La historia familiar e individual de Mirella Frangella encaja en esa historia general. Sus abuelos, Enrique Frangella y María Margarita Barrera, fundaron en 1923 en Montevideo el primer estudio profesional de fotografía a color de toda Sudamérica.
Su madre, Hella Frangella, también fotógrafa, llegó de Alemania en 1964 y desarrolló aquí una exitosa carrera especializada en fotografía infantil.
En 1985, cuando Mirella era apena una niña, su madre alemana y su padre uruguayo se mudaron con ella a la ciudad germana de Diepholz, donde abrieron un estudio fotográfico al que bautizaron “Montevideo”.
Mirella siguió la tradición profesional de su familia y se convirtió en fotógrafa, aunque aclara que su rumbo es diferente al de sus antecesores. En los últimos años viajó a menudo a su país natal y recorrió un mundo que no había conocido en su infancia montevideana: el del Uruguay profundo y la tradición gauchesca. De esa serie de recorridas surgió el libro Raíces vivas: retratos de amistad en tierra gaucha, un completo fotorreportaje acompañado de testimonios de las personas que Mirella conoció en sus cuatro periplos. Fue publicado este año por Editorial Planeta, con textos en español e inglés.

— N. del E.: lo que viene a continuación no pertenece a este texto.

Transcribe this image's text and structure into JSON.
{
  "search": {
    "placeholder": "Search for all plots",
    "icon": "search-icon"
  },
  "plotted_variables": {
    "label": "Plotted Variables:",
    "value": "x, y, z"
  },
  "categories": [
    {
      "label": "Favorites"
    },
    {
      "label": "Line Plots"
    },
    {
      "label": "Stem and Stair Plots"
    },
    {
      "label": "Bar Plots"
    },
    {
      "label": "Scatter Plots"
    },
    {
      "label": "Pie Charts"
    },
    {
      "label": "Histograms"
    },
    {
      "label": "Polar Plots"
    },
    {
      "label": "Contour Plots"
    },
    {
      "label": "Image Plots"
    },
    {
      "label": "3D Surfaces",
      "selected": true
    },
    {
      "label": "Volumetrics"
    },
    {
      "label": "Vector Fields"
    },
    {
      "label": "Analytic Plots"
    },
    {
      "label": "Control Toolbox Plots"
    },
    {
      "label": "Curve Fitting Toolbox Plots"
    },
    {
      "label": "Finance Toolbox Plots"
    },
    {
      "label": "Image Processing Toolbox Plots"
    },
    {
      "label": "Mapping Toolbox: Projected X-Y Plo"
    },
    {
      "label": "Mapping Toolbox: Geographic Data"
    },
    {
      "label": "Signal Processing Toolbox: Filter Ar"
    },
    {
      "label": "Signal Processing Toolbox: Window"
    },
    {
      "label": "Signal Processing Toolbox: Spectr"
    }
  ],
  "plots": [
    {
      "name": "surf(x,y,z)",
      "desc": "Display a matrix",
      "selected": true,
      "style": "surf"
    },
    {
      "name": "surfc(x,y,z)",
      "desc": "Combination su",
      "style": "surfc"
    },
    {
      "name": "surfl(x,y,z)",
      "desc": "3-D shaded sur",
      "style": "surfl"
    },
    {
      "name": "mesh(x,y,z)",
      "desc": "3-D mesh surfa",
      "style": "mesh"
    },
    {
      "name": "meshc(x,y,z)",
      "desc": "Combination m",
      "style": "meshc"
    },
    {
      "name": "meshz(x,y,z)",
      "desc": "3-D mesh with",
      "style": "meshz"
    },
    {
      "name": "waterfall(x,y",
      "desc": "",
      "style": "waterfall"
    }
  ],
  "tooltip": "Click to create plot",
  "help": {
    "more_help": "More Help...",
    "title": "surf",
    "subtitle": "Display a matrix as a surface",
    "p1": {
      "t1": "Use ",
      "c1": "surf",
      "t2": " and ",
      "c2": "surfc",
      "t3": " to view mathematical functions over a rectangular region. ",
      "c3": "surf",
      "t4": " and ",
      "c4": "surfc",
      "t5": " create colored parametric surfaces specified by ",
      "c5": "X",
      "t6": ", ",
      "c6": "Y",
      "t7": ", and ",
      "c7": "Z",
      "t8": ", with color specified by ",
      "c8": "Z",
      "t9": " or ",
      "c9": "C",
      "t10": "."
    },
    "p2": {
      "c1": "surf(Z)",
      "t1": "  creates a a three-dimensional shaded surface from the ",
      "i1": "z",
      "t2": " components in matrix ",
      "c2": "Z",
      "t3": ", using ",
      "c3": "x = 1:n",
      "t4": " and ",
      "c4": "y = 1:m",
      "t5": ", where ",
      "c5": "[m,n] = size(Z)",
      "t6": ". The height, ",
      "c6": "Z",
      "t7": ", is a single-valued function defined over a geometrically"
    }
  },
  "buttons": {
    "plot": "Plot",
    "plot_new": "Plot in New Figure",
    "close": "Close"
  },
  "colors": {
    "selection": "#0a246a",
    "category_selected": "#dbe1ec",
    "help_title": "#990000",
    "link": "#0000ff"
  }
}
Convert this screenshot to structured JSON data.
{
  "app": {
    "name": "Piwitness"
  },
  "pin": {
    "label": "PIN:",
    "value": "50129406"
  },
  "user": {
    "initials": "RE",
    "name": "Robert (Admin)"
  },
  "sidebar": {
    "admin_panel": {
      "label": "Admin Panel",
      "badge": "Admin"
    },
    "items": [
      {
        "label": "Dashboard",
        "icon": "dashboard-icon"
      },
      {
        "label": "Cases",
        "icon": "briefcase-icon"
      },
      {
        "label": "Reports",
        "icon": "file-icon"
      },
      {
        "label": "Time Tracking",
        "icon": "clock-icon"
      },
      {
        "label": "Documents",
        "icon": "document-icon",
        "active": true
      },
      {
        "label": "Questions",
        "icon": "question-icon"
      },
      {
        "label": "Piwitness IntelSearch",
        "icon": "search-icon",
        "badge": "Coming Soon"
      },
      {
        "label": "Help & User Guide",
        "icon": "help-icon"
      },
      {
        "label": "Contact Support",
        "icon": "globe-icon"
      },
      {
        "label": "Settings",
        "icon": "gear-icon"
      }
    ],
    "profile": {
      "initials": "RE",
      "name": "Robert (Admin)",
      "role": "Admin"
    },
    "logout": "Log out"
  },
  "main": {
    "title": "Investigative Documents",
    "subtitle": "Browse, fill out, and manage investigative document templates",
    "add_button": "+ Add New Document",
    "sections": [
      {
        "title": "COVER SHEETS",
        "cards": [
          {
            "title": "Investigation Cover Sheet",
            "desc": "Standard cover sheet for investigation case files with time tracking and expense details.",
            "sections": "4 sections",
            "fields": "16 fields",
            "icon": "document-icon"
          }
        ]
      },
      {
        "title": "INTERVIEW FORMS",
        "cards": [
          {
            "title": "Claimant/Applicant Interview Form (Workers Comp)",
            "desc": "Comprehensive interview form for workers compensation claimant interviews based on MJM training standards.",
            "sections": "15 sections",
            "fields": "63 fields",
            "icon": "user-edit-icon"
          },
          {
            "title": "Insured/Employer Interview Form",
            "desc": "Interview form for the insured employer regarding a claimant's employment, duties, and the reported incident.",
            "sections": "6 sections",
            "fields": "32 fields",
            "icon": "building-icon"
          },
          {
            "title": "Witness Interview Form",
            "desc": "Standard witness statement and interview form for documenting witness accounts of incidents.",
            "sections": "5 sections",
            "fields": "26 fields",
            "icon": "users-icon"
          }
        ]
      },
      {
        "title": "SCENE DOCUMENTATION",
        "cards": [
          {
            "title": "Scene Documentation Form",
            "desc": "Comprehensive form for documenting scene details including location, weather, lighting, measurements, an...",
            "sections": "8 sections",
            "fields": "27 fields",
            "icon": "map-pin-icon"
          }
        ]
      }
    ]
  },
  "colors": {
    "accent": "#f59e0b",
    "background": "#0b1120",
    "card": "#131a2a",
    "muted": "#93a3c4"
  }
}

“Vine allá por 2015 y por otros asuntos, pero tenía la curiosidad de conocer el campo, y también ‘lo del gaucho’”, cuenta en entrevista con LatidoBeat. “Conocía historias, pero quería saber más sobre el gaucho y esa cultura. Entonces fui al campo, conocí a varias personas y me impresionó la filosofía que tienen”, expresa en un español perfecto, aunque con marcado acento teutón.
En esa primera visita, la artista contó a algunos conocidos su idea y recibió un consejo: tenía que ir a la Patria Gaucha, la fiesta criolla anual que se celebra en el departamento de Tacuarembó.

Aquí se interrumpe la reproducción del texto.